Because I'm not my wife, I don't have any baking to do. I don't have to send out fifty Christmas cards. More importantly, I essentially only have two people to buy presents for...my name draw and my wife. Also, because I am not a woman, I am not plagued with guilt, which allows me to live my life without the burden of outsized expectations. Additionally, as a man, I am generally free of worry. The only thing I actually worry about, if it can even be called worry, is what I'm going to have for lunch. Do I go lite with some soup and salad at Big Al's or do I throw caution to the wind and get the Montezuma's revenge burrito grande at Chuy's?
Herein lies the essential difference between men and women. If it were up to us men, Christmas would be very different. First of all, the decorations wouldn't go up until, I don't know...the week before? As far as shopping goes, we would make a competition out of it. The wife and I would both be given a couple thousand bucks and turned loose at the mall at the crack of dawn on Christmas Eve morning. Whoever gets finished first gets to go to Florida for Spring Training!
Discerning readers might wonder whether it would kill me to actually help with the Christmas baking. I have zero baking skills. Why don't I volunteer to be in charge of the Christmas cards? Have you actually seen my handwriting? But even if I were suddenly transformed into the male version of Martha Stewart, Pam wouldn't let me within an inch of any of the really important Christmas stuff. It's just too important to be left to anyone else besides her. The establishment of and continual survival of tradition is an entirely feminine project, at least in my house.

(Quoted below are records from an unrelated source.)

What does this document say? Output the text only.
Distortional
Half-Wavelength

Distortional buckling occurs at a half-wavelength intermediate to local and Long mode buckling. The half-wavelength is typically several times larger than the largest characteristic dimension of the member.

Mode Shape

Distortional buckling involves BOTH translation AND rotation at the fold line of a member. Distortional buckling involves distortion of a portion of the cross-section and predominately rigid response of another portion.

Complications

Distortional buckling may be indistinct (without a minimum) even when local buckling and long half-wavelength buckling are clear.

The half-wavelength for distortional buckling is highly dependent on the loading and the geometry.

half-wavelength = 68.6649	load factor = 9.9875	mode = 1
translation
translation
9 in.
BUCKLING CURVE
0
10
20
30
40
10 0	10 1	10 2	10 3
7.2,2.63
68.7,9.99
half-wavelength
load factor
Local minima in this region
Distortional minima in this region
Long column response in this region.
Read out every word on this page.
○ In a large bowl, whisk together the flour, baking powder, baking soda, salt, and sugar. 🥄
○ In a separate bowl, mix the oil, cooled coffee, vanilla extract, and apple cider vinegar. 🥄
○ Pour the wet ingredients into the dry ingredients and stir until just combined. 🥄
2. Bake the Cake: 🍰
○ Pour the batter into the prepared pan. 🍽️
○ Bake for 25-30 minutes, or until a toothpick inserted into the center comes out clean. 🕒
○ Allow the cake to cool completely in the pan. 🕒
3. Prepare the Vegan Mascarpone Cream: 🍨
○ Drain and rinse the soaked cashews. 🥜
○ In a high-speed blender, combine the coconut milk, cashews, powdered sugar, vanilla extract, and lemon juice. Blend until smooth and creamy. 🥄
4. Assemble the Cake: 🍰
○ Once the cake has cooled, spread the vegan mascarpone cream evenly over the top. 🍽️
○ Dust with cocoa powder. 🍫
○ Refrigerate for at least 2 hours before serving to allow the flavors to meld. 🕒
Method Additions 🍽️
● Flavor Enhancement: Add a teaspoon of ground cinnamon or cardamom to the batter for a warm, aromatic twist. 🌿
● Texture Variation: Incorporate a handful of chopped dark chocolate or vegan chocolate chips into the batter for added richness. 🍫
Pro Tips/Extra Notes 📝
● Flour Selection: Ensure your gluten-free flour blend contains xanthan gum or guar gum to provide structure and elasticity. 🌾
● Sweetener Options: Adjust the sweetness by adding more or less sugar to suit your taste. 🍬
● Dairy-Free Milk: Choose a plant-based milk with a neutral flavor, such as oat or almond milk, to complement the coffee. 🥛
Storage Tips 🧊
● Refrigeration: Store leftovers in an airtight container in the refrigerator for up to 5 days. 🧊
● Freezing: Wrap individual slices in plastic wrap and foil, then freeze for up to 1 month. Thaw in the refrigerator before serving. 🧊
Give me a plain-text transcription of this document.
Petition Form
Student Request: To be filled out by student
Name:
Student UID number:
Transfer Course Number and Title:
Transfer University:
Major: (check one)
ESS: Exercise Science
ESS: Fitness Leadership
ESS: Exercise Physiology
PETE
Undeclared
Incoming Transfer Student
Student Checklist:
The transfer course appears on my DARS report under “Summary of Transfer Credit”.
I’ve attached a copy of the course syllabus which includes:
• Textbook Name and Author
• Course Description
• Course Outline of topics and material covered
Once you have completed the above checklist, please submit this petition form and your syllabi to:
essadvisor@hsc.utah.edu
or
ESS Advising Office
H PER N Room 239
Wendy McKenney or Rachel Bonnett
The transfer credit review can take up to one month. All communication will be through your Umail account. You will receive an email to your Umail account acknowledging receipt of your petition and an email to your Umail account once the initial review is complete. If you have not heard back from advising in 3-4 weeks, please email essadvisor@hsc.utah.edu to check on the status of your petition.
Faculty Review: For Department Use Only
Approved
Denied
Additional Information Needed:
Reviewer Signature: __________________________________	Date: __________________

A few years back I offered the off hand suggestion that we should scrap all the presents and go on a family cruise instead. You would have thought I had grown two heads, the looks I got!
Is all the agonizing attention to detail, the gut-wrenching anxiety and late nights worth it? Well, in the days leading up to Christmas the answer is an unequivocal "NO!!" But when the big day arrives, everything is breathtakingly beautiful, every detail perfect, and the family is laughing and happy, I'm thankful for Pam's mysterious gifts of hospitality.
Still, I control one aspect of the season. I still get to decide when I'm going to do my shopping. More often than not, I choose the last couple of days before Christmas. It's just more fun to get all geeked up, put on my Santa hat and hit the mall with all of the other procrastinating men in Short Pump. There's great comraderie. These last minute folks are my people.